ConsensusConsensus RangeActualPrevious
Initial Claims - Level216K210K to 225K201K211K
Initial Claims - Change-10K-9K
4-Week Moving Average213K223.25K

Highlights

Initial jobless claims came in lower than expected in the latest week, down 10,000 in the holiday-impacted week ending January 4 from the unrevised 211,000 level reported for the prior week. The January 4 week's level compares to the consensus of 216,000 in the Econoday survey of forecasters. The four-week moving average is down 10,250 to 213,000 in the January 4 week, after an unrevised 223,250 in the prior week.

Initial claims data continue to be particularly volatile around the holidays due to seasonal adjustment. Seasonal factors had expected an increase in unadjusted claims of 35,647 (+12.6 percent) from the previous week, and the actual rise was much less, +21,253 or +7.5 percent.

There was a noticeable drop in first-time claims filed in Connecticut, Illinois, Iowa, Massachusetts, Michigan, New Jersey, and Ohio. There was a major post-holiday jump in applications in Georgia, New York, Oregon, and Texas.

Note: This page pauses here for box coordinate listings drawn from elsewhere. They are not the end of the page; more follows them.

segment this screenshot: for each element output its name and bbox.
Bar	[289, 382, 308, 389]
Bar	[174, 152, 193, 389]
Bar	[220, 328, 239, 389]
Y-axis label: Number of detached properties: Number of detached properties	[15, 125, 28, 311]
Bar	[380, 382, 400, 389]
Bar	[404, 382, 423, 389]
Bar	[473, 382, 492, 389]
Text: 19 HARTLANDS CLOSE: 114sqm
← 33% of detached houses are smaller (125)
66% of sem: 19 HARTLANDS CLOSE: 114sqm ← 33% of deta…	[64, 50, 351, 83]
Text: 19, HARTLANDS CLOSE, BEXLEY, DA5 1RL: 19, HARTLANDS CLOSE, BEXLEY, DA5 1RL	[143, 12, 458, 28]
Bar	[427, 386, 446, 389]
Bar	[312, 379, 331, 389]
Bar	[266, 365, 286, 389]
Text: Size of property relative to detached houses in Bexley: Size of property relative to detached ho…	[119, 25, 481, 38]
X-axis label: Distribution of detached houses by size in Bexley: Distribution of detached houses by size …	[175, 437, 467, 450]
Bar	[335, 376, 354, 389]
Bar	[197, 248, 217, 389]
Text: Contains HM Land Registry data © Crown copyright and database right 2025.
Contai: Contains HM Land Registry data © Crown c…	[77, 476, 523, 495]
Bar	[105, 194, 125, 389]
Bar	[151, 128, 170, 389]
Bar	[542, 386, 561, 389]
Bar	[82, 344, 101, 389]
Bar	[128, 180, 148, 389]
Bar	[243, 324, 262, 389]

Insured unemployment increased by 33,000 in the December 28 week to 1.87 million, from a downwardly revised 1.83 million in the prior week and now continuing claims are up by 108,000 from the same week a year ago, another reminder of the pockets of softness in the labor market. The four-week moving average is down 3,000 to 1.865 million, from a downwardly revised 1.868 million in the December 21 week. The insured rate of unemployment remained at 1.2 percent in the December 28 week, continuing the trend seen for most of 2024.

Setting aside the noise in the initial claims numbers, the continuing claims data once again shows a lukewarm labor market in which a higher number compared to a year ago are staying unemployed for longer as the demand for workers slowed down significantly.

Market Consensus Before Announcement

Claims are expected to rise to 216,000 after last week's unexpected decline to 211,000 from 220,000 the week before.

Definition

New unemployment claims are compiled weekly to show the number of individuals who filed for unemployment insurance for the first time. An increasing (decreasing) trend suggests a deteriorating (improving) labor market. The four-week moving average of new claims smooths out weekly volatility.

Description

Jobless claims are an easy way to gauge the strength of the job market. The fewer people filing for unemployment benefits, the more have jobs, and that tells investors a great deal about the economy. Nearly every job comes with an income that gives a household spending power. Spending greases the wheels of the economy and keeps it growing, so a stronger job market generates a healthier economy.

There's a downside to it, though. Unemployment claims, and therefore the number of job seekers, can fall to such a low level that businesses have a tough time finding new workers. They might have to pay overtime wages to current staff, use higher wages to lure people from other jobs, and in general spend more on labor costs because of a shortage of workers. This leads to wage inflation, which is bad news for the stock and bond markets. Federal Reserve officials are always on the look-out for inflationary pressures.

By tracking the number of jobless claims, investors can gain a sense of how tight, or how loose, the job market is. If wage inflation looks threatening, it's a good bet that interest rates will rise, bond and stock prices will fall, and the only investors in a good mood will be the ones who tracked jobless claims and adjusted their portfolios to anticipate these events.

Just remember, the lower the number of unemployment claims, the stronger the job market, and vice versa.